Anyone who has flushed a toilet on-board a ship can probably tell by the distinct sound that it is of course a vacuum system.  Using a vacuum system has advantages to a typical toilet flush, firstly the pipework to the collecting tank can be smaller, and secondly the flush uses considerably less water.  Water consumption on-board is already high so the more we save here the better!  Read about on-board water consumption and production here.

The vacuum is produced either by vacuum pumps or alternatively by water being pumped through a venturi ejector.  The waste is held in collecting tanks and then pumped to the sewage treatment plant.  Sewage treatment types are constantly being developed to keep up with regulations, I will describe the most up to date plant which is called a membrane bioreactor!  This I admit does sounds like something you would find in a nuclear power station, it is anything but.

I won’t go into the details behind the plant as I don’t think many people will want to read about it especially if having lunch.  The plant consists of pre filters, and then an aeration tank which has air lines running through it with nozzles, this ensures the effluent is aerated.  Within the tank are colonies of bacteria which respire aerobically to break down the waste into water and an innocuous sludge.

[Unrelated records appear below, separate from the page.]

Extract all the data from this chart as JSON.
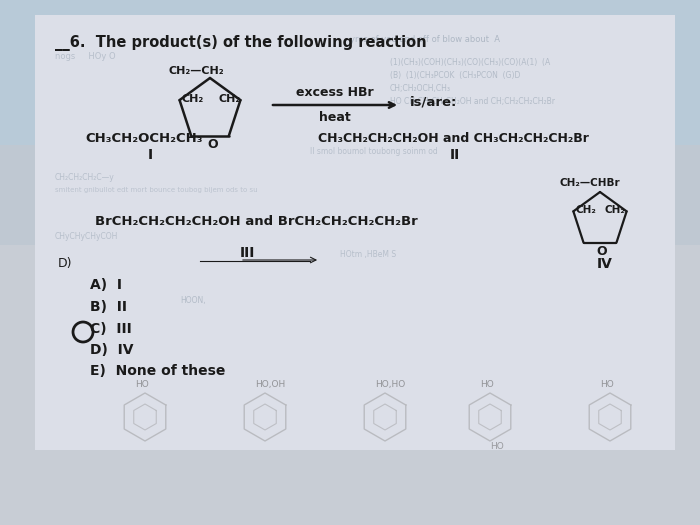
{
  "bg_top_color": "#a8b4c0",
  "bg_bottom_color": "#c8cdd5",
  "paper_color": "#dcdfe8",
  "font_color": "#1a1a1a",
  "title": "__6.  The product(s) of the following reaction",
  "reaction_above": "excess HBr",
  "reaction_below": "heat",
  "is_are": "is/are:",
  "compound_I": "CH₃CH₂OCH₂CH₃",
  "roman_I": "I",
  "compound_II": "CH₃CH₂CH₂CH₂OH and CH₃CH₂CH₂CH₂Br",
  "roman_II": "II",
  "compound_III": "BrCH₂CH₂CH₂CH₂OH and BrCH₂CH₂CH₂CH₂Br",
  "roman_III": "III",
  "roman_IV": "IV",
  "choices": [
    "A)  I",
    "B)  II",
    "C)  III",
    "D)  IV",
    "E)  None of these"
  ],
  "correct_index": 2,
  "ghost_text_color": "#8090a0"
}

The water then passes into a second aeration tank via an inter stage filter.  Again the bacteria is breaking down the waste, this part of the plant is known as the Bio-Reactor, not as hi tech as you previously thought.  From here the effluent is pumped through membrane filters which are similar filters to that used in reverse osmosis.  The pure water can fit through the filters but the bacteria cannot.  The result is what we called permeate.  This collects in a tank for discharge overboard.  Before discharged it is passed through an ultra violet lamp, this ensures any bacteria carried over is killed.

Would you drink it?

The manufacturers of the membrane bio reactor plants say the permeate is so clean that it is safe for drinking!  The permeate does get sent for testing in a laboratory regularly and I have seen the results from these tests.  The results came back with no traces of coliforms, which are a bacteria found in the human gut.  This is quite impressive considering in some ports around the world the drinking water has traces of coliforms!  The permeate no matter how clean will never end up in the drinking water supply there are plenty of regulations to protect us from that.